If the gates were lost, then so was the fort. If the fort fell, then their control of the Heptastadion was in danger. The enemy had withdrawn carefully all the way from the island, drawing the Roman forces forward, extending them, like a clever swordsman tricking his opponent into fatally overextending himself. Then they had struck with confidence, ravaging Caesar’s army and pushing them back.
Damn them.
Carfulenus had seen it coming, hadn’t he? That was
why he was urging Fronto down. Sensible.
Shit.
A new focus of panicked screaming drew his attention and, already anticipating the worst, he turned to look back along the Heptastadion. The enemy’s ships that had been out in the undefendable commercial harbour to the west, on the other side of the Heptastadion, had closed on the great mole, staying a safe thirty paces from the stonework, from which they had begun to launch a barrage of missiles into the soldiers fleeing along it at Carfulenus’ direction..

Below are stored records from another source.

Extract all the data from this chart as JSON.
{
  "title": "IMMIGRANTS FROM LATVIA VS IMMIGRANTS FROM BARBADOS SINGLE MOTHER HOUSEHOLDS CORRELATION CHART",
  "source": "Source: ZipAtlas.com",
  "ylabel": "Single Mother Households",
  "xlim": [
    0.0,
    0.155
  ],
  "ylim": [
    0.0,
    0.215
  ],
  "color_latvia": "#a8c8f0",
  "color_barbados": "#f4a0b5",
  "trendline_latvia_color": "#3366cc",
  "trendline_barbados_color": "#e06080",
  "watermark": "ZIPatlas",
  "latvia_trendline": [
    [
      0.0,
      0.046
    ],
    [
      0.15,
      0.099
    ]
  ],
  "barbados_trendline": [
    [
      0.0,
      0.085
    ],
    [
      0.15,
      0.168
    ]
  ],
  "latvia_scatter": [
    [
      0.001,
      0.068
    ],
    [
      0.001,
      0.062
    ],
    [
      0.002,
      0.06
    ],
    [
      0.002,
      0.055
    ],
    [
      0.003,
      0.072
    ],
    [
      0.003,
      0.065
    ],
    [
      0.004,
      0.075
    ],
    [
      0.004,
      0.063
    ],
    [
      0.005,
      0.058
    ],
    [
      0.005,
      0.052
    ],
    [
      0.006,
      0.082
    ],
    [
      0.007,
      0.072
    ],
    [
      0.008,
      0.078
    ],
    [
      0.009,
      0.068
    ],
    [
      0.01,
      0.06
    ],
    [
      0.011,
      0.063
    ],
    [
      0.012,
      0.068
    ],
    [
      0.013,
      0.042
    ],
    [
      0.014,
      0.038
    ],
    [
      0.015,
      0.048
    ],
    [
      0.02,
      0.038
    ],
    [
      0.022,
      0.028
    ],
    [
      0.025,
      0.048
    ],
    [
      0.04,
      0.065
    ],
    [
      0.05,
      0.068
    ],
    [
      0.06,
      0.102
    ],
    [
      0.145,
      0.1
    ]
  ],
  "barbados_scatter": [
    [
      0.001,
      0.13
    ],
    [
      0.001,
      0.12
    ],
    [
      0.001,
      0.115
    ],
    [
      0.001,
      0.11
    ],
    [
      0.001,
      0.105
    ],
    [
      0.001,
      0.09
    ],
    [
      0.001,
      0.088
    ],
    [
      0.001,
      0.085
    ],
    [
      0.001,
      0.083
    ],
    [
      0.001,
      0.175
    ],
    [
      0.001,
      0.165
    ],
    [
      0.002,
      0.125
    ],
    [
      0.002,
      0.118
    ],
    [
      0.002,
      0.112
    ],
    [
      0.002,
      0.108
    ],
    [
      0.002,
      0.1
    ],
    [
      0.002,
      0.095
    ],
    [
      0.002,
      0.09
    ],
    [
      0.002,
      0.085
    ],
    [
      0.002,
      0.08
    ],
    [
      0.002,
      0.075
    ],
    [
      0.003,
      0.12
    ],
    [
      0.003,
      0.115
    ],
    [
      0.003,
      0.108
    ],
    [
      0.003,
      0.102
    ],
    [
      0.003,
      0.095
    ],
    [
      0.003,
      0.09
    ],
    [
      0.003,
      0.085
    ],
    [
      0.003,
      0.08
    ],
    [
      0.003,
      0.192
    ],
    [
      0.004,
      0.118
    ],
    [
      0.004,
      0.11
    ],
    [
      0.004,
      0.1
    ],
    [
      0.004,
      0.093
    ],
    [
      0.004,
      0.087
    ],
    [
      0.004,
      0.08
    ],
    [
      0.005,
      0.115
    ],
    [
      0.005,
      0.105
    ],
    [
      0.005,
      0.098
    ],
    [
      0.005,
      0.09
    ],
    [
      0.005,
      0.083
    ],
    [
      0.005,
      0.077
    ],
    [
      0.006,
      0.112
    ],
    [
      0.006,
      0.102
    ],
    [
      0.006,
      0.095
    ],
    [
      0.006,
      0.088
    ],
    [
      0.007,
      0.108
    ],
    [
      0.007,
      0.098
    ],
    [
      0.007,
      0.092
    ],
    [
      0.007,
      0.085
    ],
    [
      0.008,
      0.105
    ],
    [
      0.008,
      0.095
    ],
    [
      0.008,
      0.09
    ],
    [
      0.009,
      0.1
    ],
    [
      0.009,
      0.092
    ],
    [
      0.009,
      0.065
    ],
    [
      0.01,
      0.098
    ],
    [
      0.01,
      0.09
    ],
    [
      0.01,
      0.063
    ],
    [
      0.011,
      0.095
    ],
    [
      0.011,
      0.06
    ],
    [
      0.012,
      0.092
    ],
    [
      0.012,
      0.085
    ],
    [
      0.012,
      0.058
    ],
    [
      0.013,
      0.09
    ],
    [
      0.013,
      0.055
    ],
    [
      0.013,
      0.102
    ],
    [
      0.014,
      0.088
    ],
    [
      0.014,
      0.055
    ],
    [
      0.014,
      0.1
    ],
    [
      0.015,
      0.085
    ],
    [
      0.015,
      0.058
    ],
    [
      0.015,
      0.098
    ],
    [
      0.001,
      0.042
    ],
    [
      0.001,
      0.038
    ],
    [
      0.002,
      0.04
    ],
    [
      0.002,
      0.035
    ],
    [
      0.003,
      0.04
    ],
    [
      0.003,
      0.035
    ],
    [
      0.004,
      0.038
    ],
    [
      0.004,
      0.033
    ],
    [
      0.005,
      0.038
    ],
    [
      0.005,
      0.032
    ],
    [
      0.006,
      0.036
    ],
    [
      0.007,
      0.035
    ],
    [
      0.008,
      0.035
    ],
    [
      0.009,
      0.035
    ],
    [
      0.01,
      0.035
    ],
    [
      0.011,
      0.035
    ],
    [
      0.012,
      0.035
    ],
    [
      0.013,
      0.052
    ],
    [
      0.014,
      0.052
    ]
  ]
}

Fronto snarled. This entire damn battle the command had insisted upon had been invited by the enemy, allowing them to let Rome put their head into the lion’s mouth. The lion had then snapped its jaws shut. Rome was fleeing back to the island, losing everything they had gained since they set foot on the Heptastadion, but while the status quo could settle once more, Aegyptian losses had been paltry, while the Romans had fallen in swathes.
They had to get out. Now. Fast,
His gaze flicked across the harbour once more, and he was grateful to see that the navy was moving. Caesar was being hauled out of the water aboard a fast courier ship. Brutus’ fleet had split. Half had gone towards the bridge in the Heptastadion to prevent any further Aegyptian ships breaking through, the others racing for the southern end of the great mole and the troops now fleeing under enemy missiles. Help was coming. It would be too late to save the fort, but it might help preserve men in the face of this almighty fuck-up.
His attention turned back to the courtyard. Salvius had determined that the gate was lost, and was even now pulling back from it, his men forming a shield wall, with an angled roof from the second row and a straight cover of shields from the lines behind, a testudo without sides that pulled back across the fort, presenting a painted wooden wall to the enemy.